The Psalmist is pretty happy to place trust in God that is Good to provide a law that makes life choices simple. God's Law is perfect. Hmmm...maybe in an ideal world all of this is simple, but what happens when it is stuff between one person and another rather than one person and their God? How does God's law inform our community laws? Have you ever heard the phrase, "He is so heavenly minded he is no earthly good"?

In his first letter to the church at Corinth, Paul is warning the group about their squabbles and divisions. He is redirecting some discussion about their being special "wisdom," or revelation or knowledge that empowers one as a believer. He is reminding this community that they don't need a bunch of hoops to identify themselves as Christians. They don't need visions or tongues or dreams. There aren't special rules that mark this community and these people. They need their faith, and that is about it. Paul points out that the Jews have Law and Greeks have Wisdom. Christians, by contrast, may seem foolish in their simple faith. And as he will remind them later in this letter, they are fools all right - fools for Christ.

Again this week, we read about an angry and emotional Jesus in the selection from John. The Passover is drawing near and Jerusalem would have been crowded by faithful, law-abiding Jews seeking to make their offerings and sacrifices at the Temple. Jesus enters the Temple and sees the vendors who would have been selling the animals necessary for lawful sacrifice and money changers who were ready to exchange foreign currency. These vendors are all working to feed themselves and their families. Some of them are likely honest and some of them are likely dishonest and taking advantage of folks. Either way, Jesus is mad about the whole thing because people were coming to make sacrifices and buying and selling things in the courtyard of the temple because of laws that were given to / by Moses and had been interpreted and reinterpreted and adapted and messed up in a hundred different ways. He was angry because they were not there to worship God, but instead to fulfill some human-created expectations.
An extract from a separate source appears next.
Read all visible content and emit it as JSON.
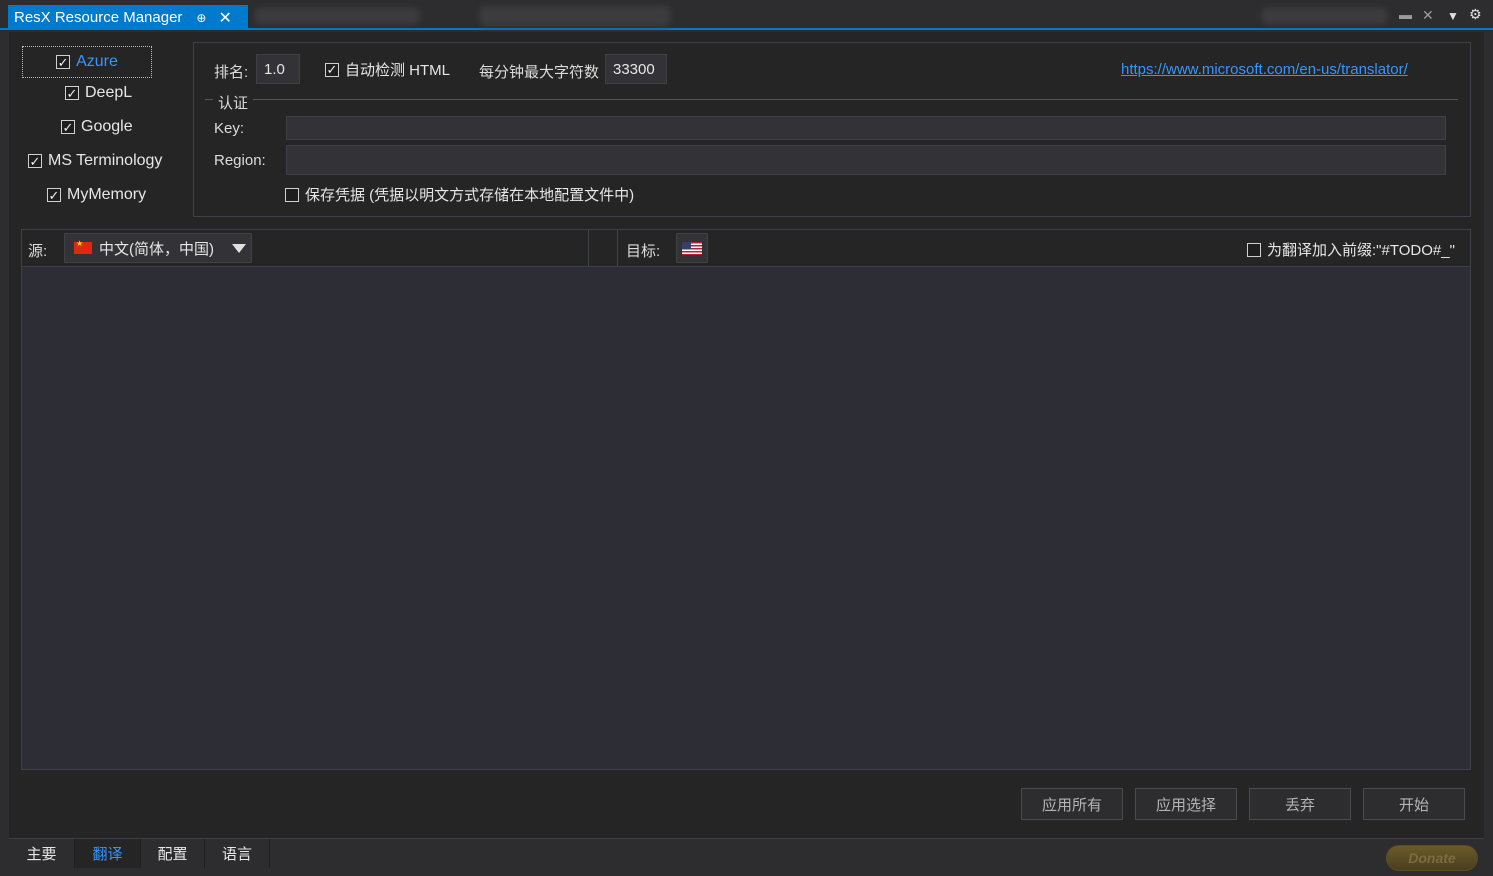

So a set of rules were handed down for the good of a people, but over time, the rules were changed, were reinterpreted, were added to and used to create the righteous and the unclean. How many times do we start out with something good and over time we misuse, abuse and forget the real why? How do we set things right again when that happens? How do we return to original relations? How do we return to God? What are the necessary rules?

I will give them one heart, and put a new spirit within them; I will remove the heart of stone from their flesh and give them a heart of flesh, so that they may follow my statutes and keep my ordinances and obey them. They shall be my people, and I will be their God.